New tax rules for homebuyers announced

People buying homes in Wales for less than £225,000 will pay no tax, under new measures announced by the finance minister.

The threshold for paying Land Transaction Tax is being increased from £180,000 and the change will come into force from 10 October. There will also be a small increase in the rate of Land Transaction Tax for homes that cost more than £345,000.

The move is intended to ensure that the threshold for paying tax reflects the rise in prices of homes over the last two years.

People buying homes under £225,000 will not pay any Land Transaction Tax.

Anyone buying a home costing less than £345,000 will see a reduction in the tax they pay, up to a maximum of £1,575.

People buying homes worth more than £345,000 will see an increase – up to £550 – but these only represent around 15% of property transactions in Wales.

All other elements of Land Transaction Tax will remain unchanged, meaning there are no tax reductions provided to those purchasing second homes in Wales, unlike with stamp duty land tax in England.

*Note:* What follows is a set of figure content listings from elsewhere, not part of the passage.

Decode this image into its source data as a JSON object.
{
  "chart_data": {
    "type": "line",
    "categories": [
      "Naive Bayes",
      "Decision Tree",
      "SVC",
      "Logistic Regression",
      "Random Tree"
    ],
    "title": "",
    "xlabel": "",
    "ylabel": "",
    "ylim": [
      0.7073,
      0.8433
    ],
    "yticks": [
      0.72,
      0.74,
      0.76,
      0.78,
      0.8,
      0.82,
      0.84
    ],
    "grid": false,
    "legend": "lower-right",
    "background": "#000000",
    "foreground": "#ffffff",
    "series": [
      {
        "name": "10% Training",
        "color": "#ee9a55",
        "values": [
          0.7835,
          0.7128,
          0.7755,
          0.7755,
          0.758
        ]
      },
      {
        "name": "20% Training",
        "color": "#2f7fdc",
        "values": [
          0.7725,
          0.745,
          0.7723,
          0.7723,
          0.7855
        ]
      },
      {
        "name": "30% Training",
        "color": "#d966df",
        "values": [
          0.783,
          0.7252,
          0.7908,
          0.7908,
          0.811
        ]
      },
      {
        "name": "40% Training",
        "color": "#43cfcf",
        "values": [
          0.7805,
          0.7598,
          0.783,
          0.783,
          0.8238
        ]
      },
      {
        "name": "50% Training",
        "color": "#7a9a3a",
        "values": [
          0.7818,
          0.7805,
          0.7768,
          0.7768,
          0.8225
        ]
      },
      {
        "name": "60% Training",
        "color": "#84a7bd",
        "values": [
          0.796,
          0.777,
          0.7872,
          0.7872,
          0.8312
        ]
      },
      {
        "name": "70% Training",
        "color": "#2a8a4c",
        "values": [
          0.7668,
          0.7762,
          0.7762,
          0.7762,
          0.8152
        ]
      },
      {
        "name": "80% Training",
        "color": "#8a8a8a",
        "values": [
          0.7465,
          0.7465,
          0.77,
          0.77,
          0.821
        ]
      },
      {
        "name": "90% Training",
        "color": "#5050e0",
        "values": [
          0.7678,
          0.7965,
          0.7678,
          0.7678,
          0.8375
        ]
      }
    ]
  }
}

The changes have been brought forward as a result of changes to stamp duty land tax (paid in England and Northern Ireland) announced by the UK government in last week’s financial statement.

The Welsh government says that it was considering making changes at its Budget later this year, but is making changes now to give clarity to the housing market.

Rebecca Evans, minister for finance and local government, said: “This is a change tailored to the unique needs of the housing market in Wales and contributes to our wider vision of a fairer tax system. 61% of homebuyers will not pay tax on their purchase. These changes will get support to people who need it and help with the impact of rising interest rates.

“We also know that helping people at the lower end of the market will have a particular benefit for first time buyers. We help people buy their first home in a number of different ways, including shared ownership and help to buy schemes, and I am pleased to be able to extend that support through these changes to Land Transaction Tax.”

In response to the Welsh government’s announcement on changes to Land Transaction Tax, Nathan Emerson, CEO of Propertymark, commented: “Wales has seen large growth in house prices due to spikes in demand, so it is therefore logical that the tax threshold would be changed in line with current property values.

“When LTT incentives are created, they are largely aimed at first time buyers, but incentives for downsizers or last time movers would encourage movement in the latter part of the market, which when blocked stops movement further down for second steppers and first-time buyers, causing stagnation as buyers have nothing to move on to.”